Bazen de en umulmadık evlerden elleri dolu, sevinerek gelirlerdi arkadaşlar. “Bak bu adam bile bize deri verdi!” diyerek sevinirdik. Farklı dünya görüşünde olan insanlardan aldığımız kurban derisi, sanki altın değerinde gibi olur, bizi sevince boğardı. Demek ki bize karşı da hoşgörüyle yaklaşıyor düşüncesiydi bunun sebebi.
Bendeniz arabada, elimde mikrofonla çok bağırdığımı hatırlarım. Bazen hep aynı şeyleri söylediğimi fark eder, sıkılırdım. İfadelerdeki tekrarları pek sevmem. Şimdi bile bir konuda bir şiir yazsam, onu unutur, bir daha yazarım. Hatta onu da unutur, vakti gelince aynı konuda farklı bir şekilde, bir daha yazarım. Demek ki tekdüzeliği sevmeyen bir fıtratım var.
Şimdi olsa farklı cümleler kullanırdım. Arada bir nakarat şeklinde bir iki cümle tekrar ederdim. Bu hem insanları bezdirmez hem beni.
Her ne ise, epey deri toplardık o zamanlar. Biri, ben 100 tane topladım, bir diğeri ben de 200, derdi. Bu tür açıklamalar, yaşlılarda değil de biz yeni yetme gençlerde olurdu çoğu kez.

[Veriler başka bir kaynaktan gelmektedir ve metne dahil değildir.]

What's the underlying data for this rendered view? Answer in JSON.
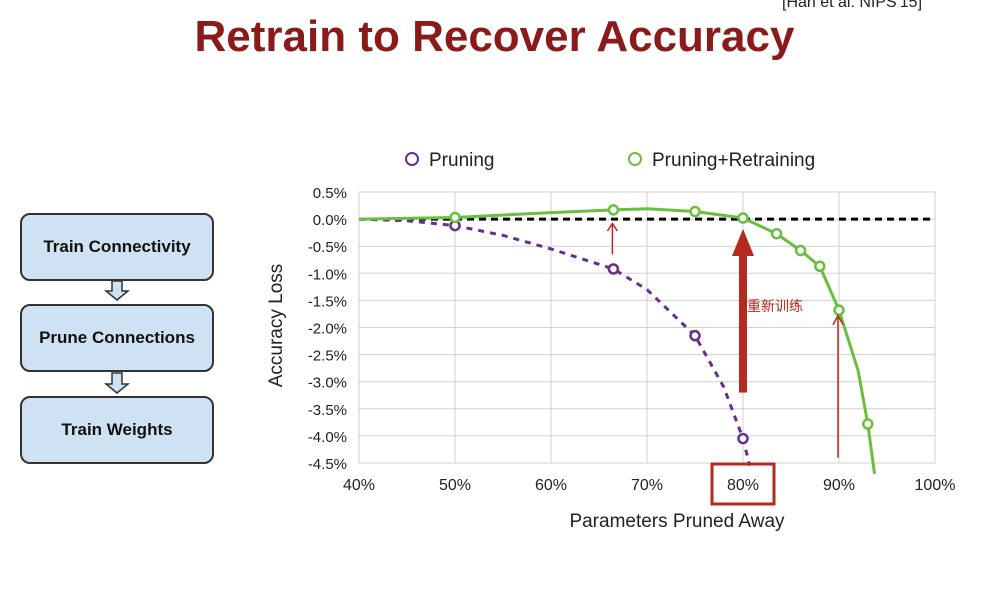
{
  "citation": "[Han et al. NIPS'15]",
  "title": "Retrain to Recover Accuracy",
  "flow": {
    "steps": [
      "Train Connectivity",
      "Prune Connections",
      "Train Weights"
    ]
  },
  "legend": {
    "pruning": "Pruning",
    "retraining": "Pruning+Retraining"
  },
  "annotation": "重新训练",
  "highlight": "80%",
  "colors": {
    "title": "#8b1a1a",
    "pruning": "#6a2c91",
    "retraining": "#6abf3f",
    "annotation": "#b52a1f",
    "box_fill": "#cfe2f3"
  },
  "chart_data": {
    "type": "line",
    "xlabel": "Parameters Pruned Away",
    "ylabel": "Accuracy Loss",
    "xlim": [
      40,
      100
    ],
    "ylim": [
      -4.5,
      0.5
    ],
    "xticks": [
      "40%",
      "50%",
      "60%",
      "70%",
      "80%",
      "90%",
      "100%"
    ],
    "yticks": [
      "0.5%",
      "0.0%",
      "-0.5%",
      "-1.0%",
      "-1.5%",
      "-2.0%",
      "-2.5%",
      "-3.0%",
      "-3.5%",
      "-4.0%",
      "-4.5%"
    ],
    "grid": true,
    "legend_position": "top",
    "series": [
      {
        "name": "Pruning",
        "style": "dashed",
        "x": [
          50,
          66.5,
          75,
          80
        ],
        "y": [
          -0.12,
          -0.92,
          -2.15,
          -4.05
        ],
        "curve_x": [
          40,
          45,
          50,
          55,
          60,
          66.5,
          70,
          75,
          78,
          80,
          80.7
        ],
        "curve_y": [
          0,
          -0.03,
          -0.12,
          -0.3,
          -0.55,
          -0.92,
          -1.3,
          -2.15,
          -3.1,
          -4.05,
          -4.55
        ]
      },
      {
        "name": "Pruning+Retraining",
        "style": "solid",
        "x": [
          50,
          66.5,
          75,
          80,
          83.5,
          86,
          88,
          90,
          93
        ],
        "y": [
          0.03,
          0.17,
          0.14,
          0.02,
          -0.27,
          -0.58,
          -0.87,
          -1.68,
          -3.78
        ],
        "curve_x": [
          40,
          50,
          60,
          66.5,
          70,
          75,
          80,
          83.5,
          86,
          88,
          90,
          92,
          93,
          93.7
        ],
        "curve_y": [
          0,
          0.03,
          0.12,
          0.17,
          0.19,
          0.14,
          0.02,
          -0.27,
          -0.58,
          -0.87,
          -1.68,
          -2.8,
          -3.78,
          -4.7
        ]
      }
    ],
    "reference_line": 0
  }
}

Deri toplandıktan ve bazı kişilerin verdiği kurbanlar kesildikten sonra da ciğer veya yürek gibi şeyler pişirilirdi ve onu iştahla yerdik. Bu da bir ödül olurdu bizim için.
Büyük Çiğli Kur’ân Kursu bunun için biçilmiş kaftandı. Rahmetli Aziz Ağabey hibe etmişti bu kurs binasını. Çok mütedeyyin bir insandı. Nurlar içinde yatsın.
Ortasında bir meydanı vardı kursun. Bütün kesim ve deri tuzlama işlemi o meydanda yapılırdı.
Bir Kurban Bayramı’nda yine deri topladık. Kesim işlerine yardım ettik. Hizmet ediyoruz diye çok mutluyuz. Yine gençler, çiçeği burnunda Hizmet erleri, sen şu kadar topladın, ben bu kadar topladım havasındayız.
Tam konuşmanın en hararetli yerinde, giriş kapısında, büyük bir beyaz köpek belirdi. Herkes köpeği görünce şaşırdı. Köpek bir deriyi sürüklüyordu. Deriyi getirip meydana bıraktı. Sonra bizlere baktı. Allah isterse bu hizmeti köpeklere de yaptırır, bu size bir lütuftur. Bu İlahî lütfun kıymetini bilin, kibre düşmeyin ve şükredin, der gibi. Sonra geriye dönüp gitti. Alacağımız dersi de almıştık.